Qui il Pd ha fallito, e da quasi un anno la città sconta i suoi peccati sotto l’egida del commissario prefettizio Vittorio Zappalorto e la pioggia di ordinanze, aumenti di tariffe, tagli e sforbiciate che si sono abbattuti su scuole, servizi sociali, esercenti, famiglie, perfino sui disabili, per far fronte a un buco da oltre 90 milioni di euro. «È il dato dello scorso aprile: a questi aggiungiamo gli sprechi delle partecipate, le sanzioni per aver sforato il patto di stabilità nel 2013 quando chi governava diceva che tutto andava bene, e per aver sforato il tetto anche nel 2014, quando il commissario era già arrivato e, soprattutto, i 35 milioni di sbilancio della spesa corrente: in altre parole Venezia continua a spendere più di quanto incassa e stavolta il Mose non c’entra nulla».
Il Celli si ferma a Cannaregio davanti alla Scuola Grande della Misericordia, l’imponente edificio sansoviniano di fine Cinquecento, affrescato dalla scuola del Veronese che per anni è stato la casa della Reyer basket e che Brugnaro, vistosi negare le fideiussioni dal Comune, ha appena finito di restaurare impegnando dieci milioni di euro di tasca sua. «Ed ecco cosa faremo noi», dice spalancando le porte dell’immenso centro polifunzionale libero dalle macerie di 30 anni di abbandono. «Qui dove il Pd ha fallito, noi ghea podemo far», sorride citando il suo slogan che allude al più noto “Yes we can”.

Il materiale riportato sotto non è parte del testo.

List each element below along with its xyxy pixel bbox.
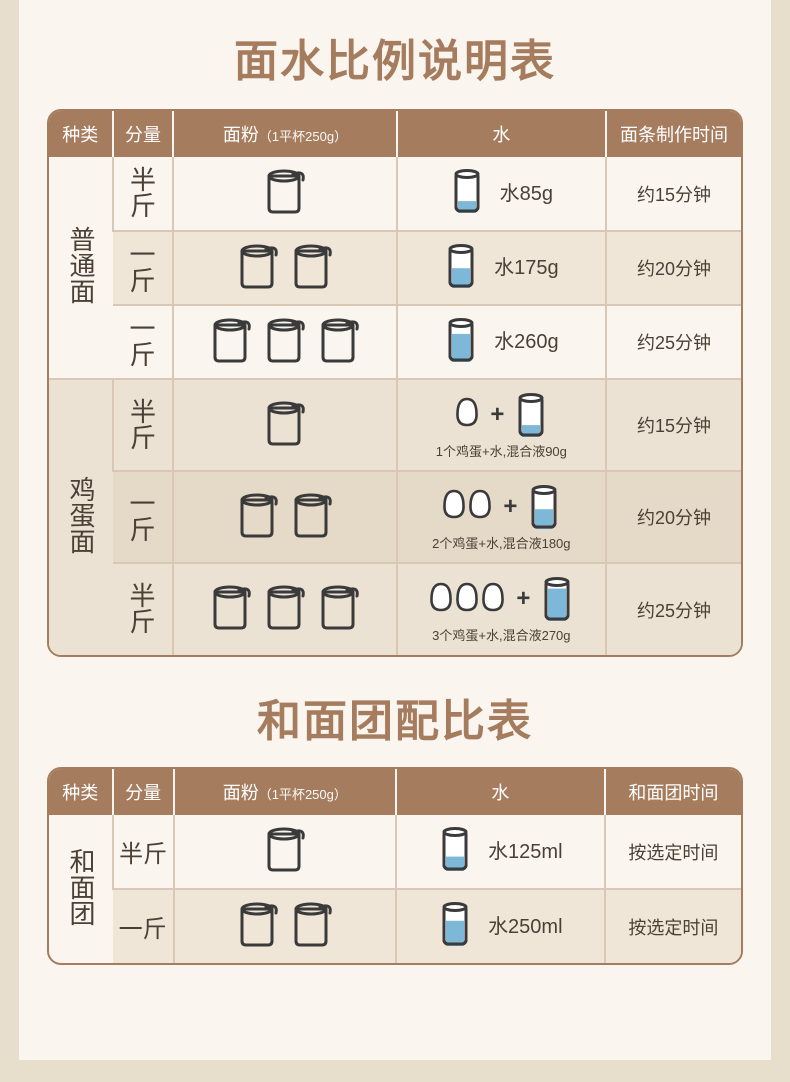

brugnaro-basketUn nome che forza il blocco sociale
Luigi Brugnaro è un abile narratore, pieno di umori e con un’innegabile visione strategica. Lo hanno presentato in tanti modi: il perfetto “homo renzianus” (del resto lo dice proprio lui, «le primarie non devono ingannare, Casson è una bravissima persona ma non esprime la maggioranza del Pd, ha votato contro il Jobs Act, in Parlamento ha votato no a tutte le riforme volute dal premier ed è sostenuto da una minoranza compatta e imperniata sui centri sociali»); il “Cacciari dell’anno 2015” (Massimo batté proprio Casson per un pugno di voti dieci anni fa); una candidatura civica e trasversale ai partiti; la risposta moderata e di buon governo al magistrato civatiano con il vizio della doppia poltrona (dieci anni che è in politica tuttavia Casson, seppure fuori ruolo per mandato parlamentare, non ha mai dismesso la toga, né rinuncia alla poltrona in Senato per concorrere a quella di primo cittadino). Una candidatura che spariglia le carte, insomma. Quando l’ha annunciata, il 21 marzo scorso, ha affidato la sua azienda Umana a uno staff qualificato e rimesso i suoi incarichi in Confindustria Venezia – che ha presieduto dal 2009 al 2013 – e nazionale, e da Expo Veneto. E ha chiarito, a chi lo voleva solo pedina dello scacchiere veneto, «io non sarò mai un politico. Non ho mai avuto una tessera di partito in tasca e il patto lo faccio solo con i cittadini. Farò il sindaco per cinque anni, devolvendo lo stipendio a un fondo vincolato per chi si trova in difficoltà».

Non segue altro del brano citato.